IL CAMPO D'AVIAZIONE E' DI TUTTI !!!
Mentre in campo nazionale si svolgono "girotondi" per la giustizia e la "legalità", è sconsolante vedere come è stata gestita "legalmente" la questione al Campo d'aviazione di Fano.
Di recente una denuncia ha bloccato la costruzione di capannoni voluti dall'ALI Marche per i paracadutisti, edificazione fatta su terreno demaniale e in maniera probabilmente irregolare.
Ma non è l'unica situazione irregolare. La proprietà del "campo d'aviazione" è divisa tra aree demaniali e aree di proprietà del comune di Fano:
- quella demaniale è in uso "di fatto" dall'AeroClub di Pesaro ma "... non esiste un formale atto di concessione...", inoltre è stato determinato un canone di affitto che non è mai stato pagato, come da documento ENAC del 16/7/2001 (già consegnato alla stampa);
- la gestione dell'aeroporto, i cui edifici esistono sull'area di proprietà comunale, è affidata ad una società, la Fanum Fortunae che non ha ancora una regolare concessione (vedi nota);
- nel citato documento ENAC non si fa menzione della pista per aeromodellismo che insiste sulla proprietà demaniale;
- viste le recenti polemiche sull'aratura e sulla gestione da parte della Cooperativa agricola che ha ottenuto in gestione parte dell'area, abbiamo dubbi anche sull'area per addestramento cani che in parte insiste sulla proprietà comunale ed in parte su quella demaniale.

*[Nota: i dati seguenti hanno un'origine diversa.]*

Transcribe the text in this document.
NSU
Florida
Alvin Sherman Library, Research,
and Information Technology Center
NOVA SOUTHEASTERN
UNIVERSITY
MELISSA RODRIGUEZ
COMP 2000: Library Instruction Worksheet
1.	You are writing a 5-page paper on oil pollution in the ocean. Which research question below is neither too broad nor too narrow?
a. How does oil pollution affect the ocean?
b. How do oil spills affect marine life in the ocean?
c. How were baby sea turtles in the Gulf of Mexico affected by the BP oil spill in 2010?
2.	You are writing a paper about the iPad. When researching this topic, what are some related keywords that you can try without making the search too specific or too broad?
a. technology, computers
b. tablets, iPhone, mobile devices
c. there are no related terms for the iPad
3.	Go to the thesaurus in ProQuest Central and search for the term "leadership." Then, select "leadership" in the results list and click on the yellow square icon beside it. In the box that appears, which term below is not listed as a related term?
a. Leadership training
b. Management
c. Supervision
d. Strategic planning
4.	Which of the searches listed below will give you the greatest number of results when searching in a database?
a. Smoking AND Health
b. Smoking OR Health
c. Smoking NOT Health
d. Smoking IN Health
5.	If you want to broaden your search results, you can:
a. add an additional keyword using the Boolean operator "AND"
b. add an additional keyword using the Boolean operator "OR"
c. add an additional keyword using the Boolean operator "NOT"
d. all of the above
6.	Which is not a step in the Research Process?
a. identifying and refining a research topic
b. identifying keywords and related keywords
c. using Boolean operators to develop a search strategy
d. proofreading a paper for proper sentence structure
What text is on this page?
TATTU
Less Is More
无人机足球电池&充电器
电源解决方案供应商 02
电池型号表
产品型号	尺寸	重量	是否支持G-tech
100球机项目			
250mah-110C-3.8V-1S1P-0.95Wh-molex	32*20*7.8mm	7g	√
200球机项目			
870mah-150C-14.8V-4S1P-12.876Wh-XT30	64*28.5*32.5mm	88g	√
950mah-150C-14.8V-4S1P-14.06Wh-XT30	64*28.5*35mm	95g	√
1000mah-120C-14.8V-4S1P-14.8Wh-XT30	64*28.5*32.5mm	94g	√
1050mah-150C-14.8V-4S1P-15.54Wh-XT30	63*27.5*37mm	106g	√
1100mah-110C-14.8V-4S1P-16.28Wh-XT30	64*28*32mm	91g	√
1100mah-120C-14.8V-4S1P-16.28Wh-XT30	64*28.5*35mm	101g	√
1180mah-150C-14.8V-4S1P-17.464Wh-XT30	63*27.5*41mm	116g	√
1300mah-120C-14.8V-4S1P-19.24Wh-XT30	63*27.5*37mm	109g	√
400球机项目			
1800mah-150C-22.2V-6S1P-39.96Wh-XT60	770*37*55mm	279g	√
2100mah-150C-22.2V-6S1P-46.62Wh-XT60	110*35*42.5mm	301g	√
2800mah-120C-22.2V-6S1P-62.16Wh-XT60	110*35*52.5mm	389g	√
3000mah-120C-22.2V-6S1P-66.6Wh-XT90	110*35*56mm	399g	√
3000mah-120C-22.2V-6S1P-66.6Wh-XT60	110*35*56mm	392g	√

Praticamente gli unici "abusivi" che sono stati scacciati dall'area sono i ROM.
Vista l'attuale situazione, visto che l'area non è dei verdi ma nemmeno dei paracadutisti, dei cani e delle associazioni dei piloti, pensiamo sia possibile fare una proposta a tutti i cittadini fanesi: accettare la sfida e provvedere direttamente a riprenderci il maltolto.
Si potrebbero seguire diverse soluzioni: ogni cittadino potrebbe recintare i 6 metri quadri di sua spettanza (con soluzione tipo orti degli anziani); oppure, visto che 24/36 metri quadri per una famiglia tipo sono pochi per farsi un villino, si potrebbero consorziare per consentire l'edificazione, a più piani, di tanti condomini.
Si potrebbe dare il via, in caso di necessità, alla vendita dei diritti del suolo: siamo sicuri che 35 ettari di terreno farebbero gola a qualcuno per un mega centro commerciale.
Si potrebbe trovare lo spazio anche per centri per anziani, centri sociali per giovani, parchi gioco per bambini: tutti da autocostruire ma perfettamente in linea con la gestione "fai da te" attuale.
Si dovrebbe però dire basta a tutti gli abusi e le illegalità e magari destinare a parco TUTTA l'area per renderla veramente al servizio di TUTTI i cittadini.
RIPRENDIAMOCI IL CAMPO D'AVIAZIONE
Circolo Culturale Napoleone Papini
Fano 2/4/2002
NOTA
Le dichiarazioni del Presidente della società Fanum Fortunae circa una nota formale successiva al verbale del 16/7/2001 non fanno che confermare:
- Non esiste tuttora una concessione;
- Che dall'inizio dell'operatività della Società, diversi anni fa, fino alla data della "ricognizione" (10 agosto 2001), la Fanum Fortunae ha sempre operato al di fuori di qualsiasi riconoscimento da parte dell'Ente Nazionale dell'Aviazione Civile;
- Il comportamento della Società, e quindi dei soci proprietari, non fa che confermare una vecchia tattica, iniziare ad operare anche in maniera non ortodossa o legale, fare spese e costruzioni, per ottenere a posteriori un "riconoscimento di fatto". Il giudizio politico non può che essere negativo;
- Nella stessa direzione vanno le veline che spacciano la concessione di uno spazio per la dogana come l'internazionalizzazione dell'aeroporto, infatti subito dopo è ripartita la richiesta per la pista in cemento, chissà invece se risponde al vero che tutti voli diretti in Croazia transitano, per gli adempimenti doganali, effettivamente per gli aeroporti preposti?